The Federal Reserve’s efforts to battle inflation by rising interest rates and killing demand may have limited results as long as the supply side of the inflation problem won’t be fixed, according to macro analyst Lyn Alden.
“Until they actually fix the supply side of certain things, like energy especially, but commodities broadly and logistics infrastructure, until that is improved, it’s hard to have a more persistent fix to the inflationary problem,” Alden told Cointelegraph in an exclusive interview.
Jerome Powell’s speech at Jackson Hole sent a clear signal that the Federal Reserve is determined to continue its efforts to tame inflation, bringing it down to a target of 2%. That will be achieved at the cost of more pain inflicted on the economy, higher unemployment and the risk of a recession.
“They’re going to tighten until they break something or until they cause recessionary enough conditions. And at that point, they might pivot,” Alden explained.

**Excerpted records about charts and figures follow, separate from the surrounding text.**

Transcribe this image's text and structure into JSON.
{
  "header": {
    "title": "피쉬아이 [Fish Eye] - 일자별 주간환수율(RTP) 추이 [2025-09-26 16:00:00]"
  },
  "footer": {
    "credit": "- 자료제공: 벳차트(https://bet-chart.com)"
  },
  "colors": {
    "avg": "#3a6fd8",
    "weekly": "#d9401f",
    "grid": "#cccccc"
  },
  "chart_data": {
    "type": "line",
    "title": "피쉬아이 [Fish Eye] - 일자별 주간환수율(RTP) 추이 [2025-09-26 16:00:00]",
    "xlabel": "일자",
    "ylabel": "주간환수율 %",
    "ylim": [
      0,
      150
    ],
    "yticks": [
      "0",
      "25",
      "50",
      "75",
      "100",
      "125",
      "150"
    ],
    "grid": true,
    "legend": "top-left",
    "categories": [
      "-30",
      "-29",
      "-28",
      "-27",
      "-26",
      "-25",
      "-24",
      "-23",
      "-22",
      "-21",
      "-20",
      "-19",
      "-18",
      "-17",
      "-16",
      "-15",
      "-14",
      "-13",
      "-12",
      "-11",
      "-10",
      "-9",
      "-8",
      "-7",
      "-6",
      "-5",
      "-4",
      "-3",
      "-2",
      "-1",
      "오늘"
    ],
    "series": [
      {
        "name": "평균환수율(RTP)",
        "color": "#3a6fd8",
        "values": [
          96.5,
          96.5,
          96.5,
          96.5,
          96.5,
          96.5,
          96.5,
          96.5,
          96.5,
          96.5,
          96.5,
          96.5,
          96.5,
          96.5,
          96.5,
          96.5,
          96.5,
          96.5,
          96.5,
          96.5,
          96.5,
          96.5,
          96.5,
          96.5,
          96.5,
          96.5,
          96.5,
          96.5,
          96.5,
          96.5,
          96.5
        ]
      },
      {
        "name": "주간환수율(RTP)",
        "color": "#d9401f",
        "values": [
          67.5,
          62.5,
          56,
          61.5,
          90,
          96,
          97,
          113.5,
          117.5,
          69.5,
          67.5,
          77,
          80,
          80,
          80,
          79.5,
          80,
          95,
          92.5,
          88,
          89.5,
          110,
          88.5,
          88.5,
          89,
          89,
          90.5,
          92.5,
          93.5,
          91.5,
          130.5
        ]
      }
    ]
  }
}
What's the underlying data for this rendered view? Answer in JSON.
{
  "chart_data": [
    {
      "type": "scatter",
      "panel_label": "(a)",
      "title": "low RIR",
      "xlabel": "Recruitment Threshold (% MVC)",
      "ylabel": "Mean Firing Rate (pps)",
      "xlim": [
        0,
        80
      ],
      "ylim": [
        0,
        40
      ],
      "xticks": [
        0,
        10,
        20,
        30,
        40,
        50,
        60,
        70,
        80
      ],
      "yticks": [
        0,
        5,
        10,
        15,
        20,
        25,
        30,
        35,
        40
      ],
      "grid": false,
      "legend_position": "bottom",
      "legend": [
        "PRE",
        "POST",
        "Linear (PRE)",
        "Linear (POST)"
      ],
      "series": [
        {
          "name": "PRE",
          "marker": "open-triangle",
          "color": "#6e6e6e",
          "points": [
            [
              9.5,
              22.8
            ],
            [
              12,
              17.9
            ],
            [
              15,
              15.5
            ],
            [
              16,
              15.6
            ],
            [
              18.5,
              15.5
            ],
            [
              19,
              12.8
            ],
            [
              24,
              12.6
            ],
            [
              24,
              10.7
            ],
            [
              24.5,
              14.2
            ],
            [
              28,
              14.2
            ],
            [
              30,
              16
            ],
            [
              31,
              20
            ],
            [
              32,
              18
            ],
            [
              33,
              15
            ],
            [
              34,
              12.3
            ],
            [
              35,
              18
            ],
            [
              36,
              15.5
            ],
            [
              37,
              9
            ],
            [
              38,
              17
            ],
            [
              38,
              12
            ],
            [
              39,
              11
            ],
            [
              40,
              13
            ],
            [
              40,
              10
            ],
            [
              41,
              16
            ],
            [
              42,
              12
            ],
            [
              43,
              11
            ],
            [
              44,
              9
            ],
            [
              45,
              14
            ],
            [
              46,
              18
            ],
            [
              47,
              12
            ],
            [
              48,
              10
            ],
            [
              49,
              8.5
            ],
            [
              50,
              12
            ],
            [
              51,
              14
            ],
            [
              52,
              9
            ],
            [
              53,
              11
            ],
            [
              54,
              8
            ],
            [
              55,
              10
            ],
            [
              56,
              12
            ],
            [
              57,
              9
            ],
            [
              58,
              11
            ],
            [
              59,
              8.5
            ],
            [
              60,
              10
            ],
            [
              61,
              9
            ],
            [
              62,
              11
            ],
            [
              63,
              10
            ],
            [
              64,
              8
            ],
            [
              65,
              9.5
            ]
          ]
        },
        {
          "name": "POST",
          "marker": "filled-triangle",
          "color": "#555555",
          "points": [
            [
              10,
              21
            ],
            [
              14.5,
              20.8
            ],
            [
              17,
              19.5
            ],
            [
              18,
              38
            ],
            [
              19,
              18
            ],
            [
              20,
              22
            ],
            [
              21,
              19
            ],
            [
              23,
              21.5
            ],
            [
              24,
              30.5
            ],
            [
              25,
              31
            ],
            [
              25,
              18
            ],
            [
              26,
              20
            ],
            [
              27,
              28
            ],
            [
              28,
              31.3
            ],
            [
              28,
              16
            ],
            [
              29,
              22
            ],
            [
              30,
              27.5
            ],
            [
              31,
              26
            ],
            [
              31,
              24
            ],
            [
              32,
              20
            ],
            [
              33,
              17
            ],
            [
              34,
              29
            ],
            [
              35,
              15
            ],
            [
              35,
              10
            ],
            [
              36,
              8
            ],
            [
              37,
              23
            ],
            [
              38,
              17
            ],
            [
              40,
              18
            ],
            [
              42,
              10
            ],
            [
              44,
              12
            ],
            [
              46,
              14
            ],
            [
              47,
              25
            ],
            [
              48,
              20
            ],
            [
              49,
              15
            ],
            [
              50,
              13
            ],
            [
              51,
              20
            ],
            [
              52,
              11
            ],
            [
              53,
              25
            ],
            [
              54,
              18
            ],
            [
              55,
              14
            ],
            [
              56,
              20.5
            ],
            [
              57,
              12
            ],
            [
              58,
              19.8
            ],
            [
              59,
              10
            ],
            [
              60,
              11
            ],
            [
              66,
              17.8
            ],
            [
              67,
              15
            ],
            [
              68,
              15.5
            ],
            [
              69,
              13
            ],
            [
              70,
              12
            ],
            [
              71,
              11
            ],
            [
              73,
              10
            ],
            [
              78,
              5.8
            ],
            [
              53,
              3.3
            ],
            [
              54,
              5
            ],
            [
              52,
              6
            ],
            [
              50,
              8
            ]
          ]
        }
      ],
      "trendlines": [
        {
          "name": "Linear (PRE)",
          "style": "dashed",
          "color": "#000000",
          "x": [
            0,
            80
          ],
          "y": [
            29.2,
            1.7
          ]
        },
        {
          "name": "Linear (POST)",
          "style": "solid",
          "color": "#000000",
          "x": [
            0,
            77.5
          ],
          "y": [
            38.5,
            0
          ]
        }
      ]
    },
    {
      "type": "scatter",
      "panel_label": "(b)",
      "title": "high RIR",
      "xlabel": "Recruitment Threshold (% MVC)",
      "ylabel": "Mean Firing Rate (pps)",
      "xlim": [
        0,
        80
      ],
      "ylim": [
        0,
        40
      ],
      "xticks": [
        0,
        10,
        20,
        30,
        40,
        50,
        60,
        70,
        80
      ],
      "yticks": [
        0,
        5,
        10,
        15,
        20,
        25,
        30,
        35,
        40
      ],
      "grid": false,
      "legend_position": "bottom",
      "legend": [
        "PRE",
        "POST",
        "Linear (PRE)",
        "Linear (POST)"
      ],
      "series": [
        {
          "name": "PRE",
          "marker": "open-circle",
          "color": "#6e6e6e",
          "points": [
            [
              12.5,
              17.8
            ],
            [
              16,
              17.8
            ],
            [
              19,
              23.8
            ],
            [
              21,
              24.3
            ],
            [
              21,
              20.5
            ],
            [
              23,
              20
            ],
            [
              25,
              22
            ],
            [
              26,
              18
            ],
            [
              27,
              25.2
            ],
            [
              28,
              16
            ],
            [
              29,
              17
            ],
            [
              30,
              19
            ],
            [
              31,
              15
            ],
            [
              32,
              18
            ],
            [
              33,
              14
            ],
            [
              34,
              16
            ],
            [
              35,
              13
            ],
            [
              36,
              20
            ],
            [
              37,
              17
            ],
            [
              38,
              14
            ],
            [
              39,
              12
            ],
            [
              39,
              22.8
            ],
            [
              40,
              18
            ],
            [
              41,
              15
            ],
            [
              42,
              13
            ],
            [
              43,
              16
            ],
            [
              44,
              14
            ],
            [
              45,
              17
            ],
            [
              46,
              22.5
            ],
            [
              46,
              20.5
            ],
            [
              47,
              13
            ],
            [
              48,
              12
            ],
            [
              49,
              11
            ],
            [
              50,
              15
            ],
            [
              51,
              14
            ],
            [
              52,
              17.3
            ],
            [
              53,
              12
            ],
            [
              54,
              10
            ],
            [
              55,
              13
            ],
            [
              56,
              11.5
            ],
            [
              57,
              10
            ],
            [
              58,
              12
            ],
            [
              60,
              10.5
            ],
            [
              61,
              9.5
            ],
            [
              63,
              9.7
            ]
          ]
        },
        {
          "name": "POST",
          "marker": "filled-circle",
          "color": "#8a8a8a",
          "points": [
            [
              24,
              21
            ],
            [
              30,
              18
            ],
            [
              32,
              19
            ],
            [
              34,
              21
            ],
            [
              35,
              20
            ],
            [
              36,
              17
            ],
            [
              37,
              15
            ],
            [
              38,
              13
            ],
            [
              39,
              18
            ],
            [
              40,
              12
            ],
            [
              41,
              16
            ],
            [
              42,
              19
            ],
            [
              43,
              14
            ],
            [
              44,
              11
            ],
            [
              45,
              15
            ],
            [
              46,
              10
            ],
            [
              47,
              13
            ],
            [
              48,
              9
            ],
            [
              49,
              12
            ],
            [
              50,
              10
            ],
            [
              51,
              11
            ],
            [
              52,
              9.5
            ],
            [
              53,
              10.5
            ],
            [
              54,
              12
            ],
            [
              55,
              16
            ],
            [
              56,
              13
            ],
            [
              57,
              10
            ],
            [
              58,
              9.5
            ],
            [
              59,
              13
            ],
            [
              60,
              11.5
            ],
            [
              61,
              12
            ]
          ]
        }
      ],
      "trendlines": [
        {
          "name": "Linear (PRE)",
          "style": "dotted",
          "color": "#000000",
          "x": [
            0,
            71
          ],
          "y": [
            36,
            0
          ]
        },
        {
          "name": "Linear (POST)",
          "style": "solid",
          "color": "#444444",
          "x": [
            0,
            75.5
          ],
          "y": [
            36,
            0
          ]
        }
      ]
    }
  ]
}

Until the Fed won’t pivot its interest rates policy, the crypto markets are unlikely to recover, pointed out Alden. In the long run, the central banks will be unable to preserve positive interest rates, mainly because of the high level of public debt that is burdening the most developed economies.
“A lot of the major developed countries have an inability to get to positive real rates and hold it there,” said Alden.
That, according to Alden, will favor scarce assets such as Bitcoin in the long run.